SdeM: Well first of all, perhaps you are more informed than I am about the details of those discussions, what I can say is two things, the first thing is Turkey is an extremely important player, stakeholder, in what has been happening and could be happening in terms of humanitarian assistance, and frankly even in finding a political process in Syria.

The very fact of its own border, the very fact of the number of refugees that are Syrian inside turkey just speaks for itself. The very fact that when we talk about a Castelo road access, the Castelo road main access in order to provide major quantities of humanitarian aid starts in Turkey, under a process that we have experienced which is called the UN monitoring mechanism. So I cannot under, or overestimate enough the importance of Turkish involvement in any solution in Syria.

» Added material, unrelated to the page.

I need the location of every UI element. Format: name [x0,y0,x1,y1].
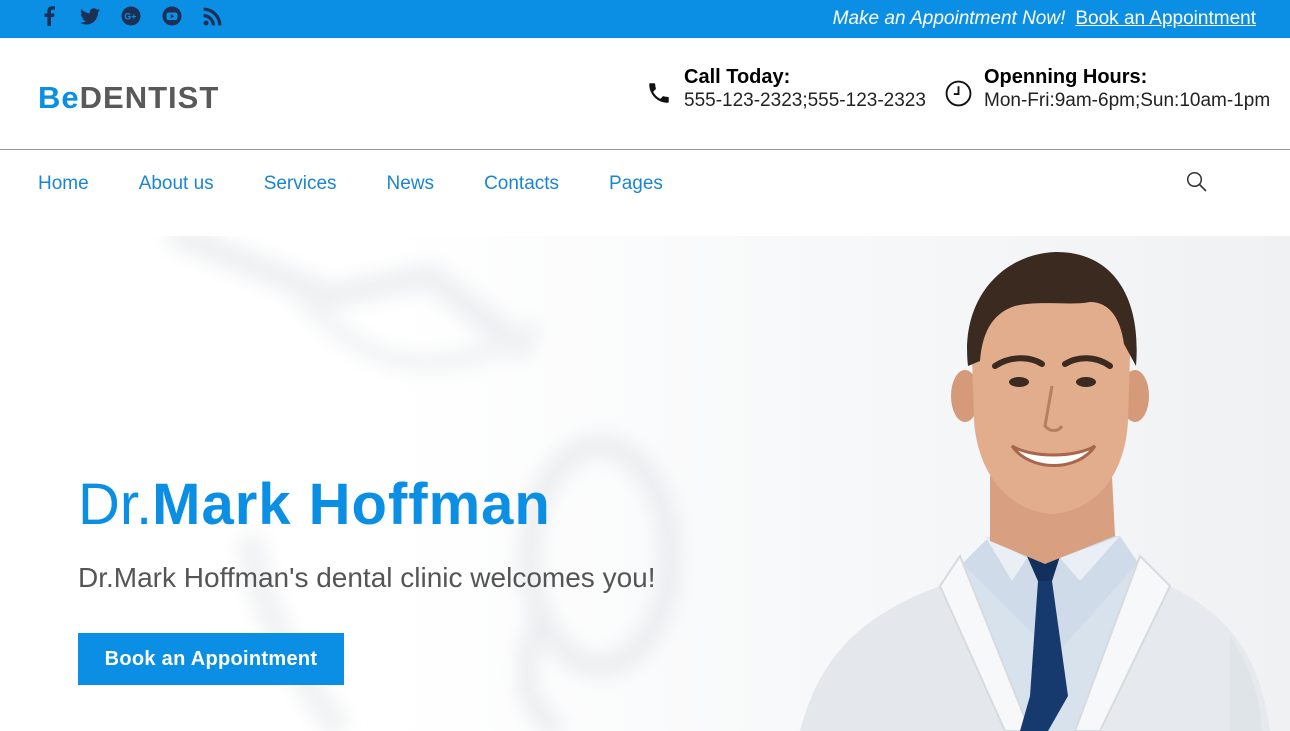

Now we have been always looking forward to all members of the ISSG to have a cooperative attitude among them in order to reach a formula that can be implemented in Syria. So seeing the Turkish President and the Russian President talking about Syria and apparently coming up with some type of coordination or agreement is certainly something that we are looking with great interest at.

Q: Question concernant les pourparlers, dont vous annoncez la reprise à la fin du mois, est-ce que vous décryptez l’accélération de la militarisation et du conflit sur le terrain comme étant une opportunité pour relancer ces pourparlers ? Est-ce que c’est un signe que les belligérants, chacun de leur côté, essayent d’obtenir un maximum de terrain et donc un bon moment pour relancer ces pourparlers ? Et ensuite à combien est-ce que vous évaluez vos chances d’obtenir davantage des Russes, pour élargir la période du cessez-le-feu.

SdeM: Pour la première question, c’est vrai, nous insistons sur la volonté de vouloir procéder avec des pourparlers politiques et on a comme date, sur laquelle nous visons, vers la fin août. Nous savons aussi que n’importe quelle pause militaire, n’importe quelle accélération militaire, ne sera pas soutenable s’il n’y a pas un processus politique. La preuve, c’est qu’on a eu, le 26 février, une remarquable réduction de violence, on a eu une remarquable augmentation de l’aide humanitaire, mais le moment où on n’a pas eu le processus politique qui bougeait à l’avance, ceux qui ne voulaient pas que ça marche ont profité de ça. On a toujours noté, malheureusement, que quand il y a des chances de pourparlers politiques, les différentes parties ont tendance à rechercher une position physique et militaire logistique meilleure. Ça c’est très dommage, parce que, paradoxalement, ça produit une accélération militaire, mais de l’autre côté, ça devient aussi une accélération à l’envers, pour que tous ceux qui font partie du ISSG, trouvent un sens d’urgence pour arrêter cette accélération militaire avec des pourparlers politiques.